L. Erlotinib treatment inhibits cell growth in Znrf3 KO MEF cells. Znrf3 KO and WT MEF cells were treated with 0.5 μM erlotinib, or 0.1 μM WNT-C59 or both for 96 hours, and the growth was determined by CCK-8 assay. Means ± SEMs are shown. p-values were calculated by two-way ANOVA, and the significance is presented by compact letter display. Columns marked by the same letter exhibit significant differences.

ZNRF3/RNF43 loss enhances EGFR signaling and promotes tumorigenesis.

A. Overexpression of ZNRF3 suppresses HT29 tumor growth in vivo. Representative bioluminescence images (top panel) and quantification (bottom panel) of flank-injected HT29 cells expressing either GFP or Myc-tagged ZNRF3. p-values were calculated by two-way ANOVA uncorrected Fisher’s LSD test.
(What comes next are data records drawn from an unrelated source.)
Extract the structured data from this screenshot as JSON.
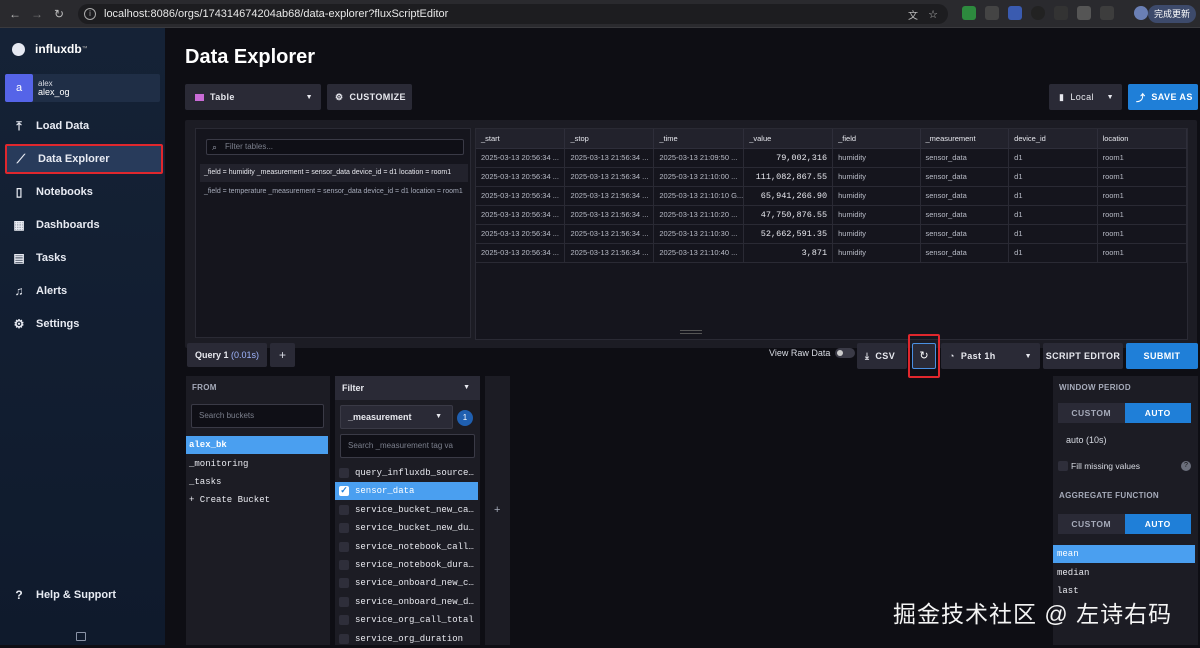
{
  "browser": {
    "url": "localhost:8086/orgs/174314674204ab68/data-explorer?fluxScriptEditor",
    "update_label": "完成更新"
  },
  "sidebar": {
    "logo": "influxdb",
    "logo_sup": "™",
    "user": {
      "avatar": "a",
      "name": "alex",
      "org": "alex_og"
    },
    "items": [
      {
        "label": "Load Data",
        "icon": "upload-icon"
      },
      {
        "label": "Data Explorer",
        "icon": "chart-icon"
      },
      {
        "label": "Notebooks",
        "icon": "notebook-icon"
      },
      {
        "label": "Dashboards",
        "icon": "dashboard-icon"
      },
      {
        "label": "Tasks",
        "icon": "calendar-icon"
      },
      {
        "label": "Alerts",
        "icon": "bell-icon"
      },
      {
        "label": "Settings",
        "icon": "gear-icon"
      }
    ],
    "help": "Help & Support"
  },
  "header": {
    "title": "Data Explorer",
    "vis_type": "Table",
    "customize": "CUSTOMIZE",
    "timezone": "Local",
    "save_as": "SAVE AS"
  },
  "tables": {
    "filter_placeholder": "Filter tables...",
    "items": [
      "_field = humidity _measurement = sensor_data device_id = d1 location = room1",
      "_field = temperature _measurement = sensor_data device_id = d1 location = room1"
    ]
  },
  "grid": {
    "columns": [
      "_start",
      "_stop",
      "_time",
      "_value",
      "_field",
      "_measurement",
      "device_id",
      "location"
    ],
    "rows": [
      [
        "2025-03-13 20:56:34 ...",
        "2025-03-13 21:56:34 ...",
        "2025-03-13 21:09:50 ...",
        "79,002,316",
        "humidity",
        "sensor_data",
        "d1",
        "room1"
      ],
      [
        "2025-03-13 20:56:34 ...",
        "2025-03-13 21:56:34 ...",
        "2025-03-13 21:10:00 ...",
        "111,082,867.55",
        "humidity",
        "sensor_data",
        "d1",
        "room1"
      ],
      [
        "2025-03-13 20:56:34 ...",
        "2025-03-13 21:56:34 ...",
        "2025-03-13 21:10:10 G...",
        "65,941,266.90",
        "humidity",
        "sensor_data",
        "d1",
        "room1"
      ],
      [
        "2025-03-13 20:56:34 ...",
        "2025-03-13 21:56:34 ...",
        "2025-03-13 21:10:20 ...",
        "47,750,876.55",
        "humidity",
        "sensor_data",
        "d1",
        "room1"
      ],
      [
        "2025-03-13 20:56:34 ...",
        "2025-03-13 21:56:34 ...",
        "2025-03-13 21:10:30 ...",
        "52,662,591.35",
        "humidity",
        "sensor_data",
        "d1",
        "room1"
      ],
      [
        "2025-03-13 20:56:34 ...",
        "2025-03-13 21:56:34 ...",
        "2025-03-13 21:10:40 ...",
        "3,871",
        "humidity",
        "sensor_data",
        "d1",
        "room1"
      ]
    ]
  },
  "query": {
    "tab_label": "Query 1",
    "tab_time": "(0.01s)",
    "add": "+",
    "view_raw": "View Raw Data",
    "csv": "CSV",
    "time_range": "Past 1h",
    "script_editor": "SCRIPT EDITOR",
    "submit": "SUBMIT"
  },
  "from": {
    "header": "FROM",
    "search_placeholder": "Search buckets",
    "buckets": [
      "alex_bk",
      "_monitoring",
      "_tasks",
      "+ Create Bucket"
    ],
    "selected": "alex_bk"
  },
  "filter": {
    "header": "Filter",
    "key": "_measurement",
    "count": "1",
    "search_placeholder": "Search _measurement tag va",
    "values": [
      "query_influxdb_source…",
      "sensor_data",
      "service_bucket_new_ca…",
      "service_bucket_new_du…",
      "service_notebook_call…",
      "service_notebook_dura…",
      "service_onboard_new_c…",
      "service_onboard_new_d…",
      "service_org_call_total",
      "service_org_duration"
    ],
    "selected": "sensor_data",
    "add": "+"
  },
  "window": {
    "period_header": "WINDOW PERIOD",
    "custom": "CUSTOM",
    "auto": "AUTO",
    "period_value": "auto (10s)",
    "fill_missing": "Fill missing values",
    "help": "?",
    "agg_header": "AGGREGATE FUNCTION",
    "functions": [
      "mean",
      "median",
      "last"
    ],
    "selected_fn": "mean"
  },
  "watermark": "掘金技术社区 @ 左诗右码"
}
B. Overexpression of ZNRF3 inhibits P-EGFR and total EGFR levels in HT29 tumors. Representative images (left panel) and quantification of P-EGFR (right-top panel) and total EGFR (right-bottom panel) protein levels are shown. Means ± SEMs are shown. p-values were calculated by Welch’s t-test (B)

C. Representative H&E images of prostate tissues from WT or prostate-specific Znrf3/Rnf43 knockout mice. Prostate tissue or tumor samples were collected at 1-year-old. Scale bar=300 μm.

D. Total pathological scores of prostate tissues from WT or prostate-specific Znrf3/Rnf43 knockout mice. n=6 mice per group. p-values were calculated by Mann-Whitney.

E. Representative images of immunochemistry staining for EGFR, P-EGFR, and active-β-Catenin in prostate tissues from WT or prostate-specific Znrf3/Rnf43 knockout mice. Scale bar=40 μm.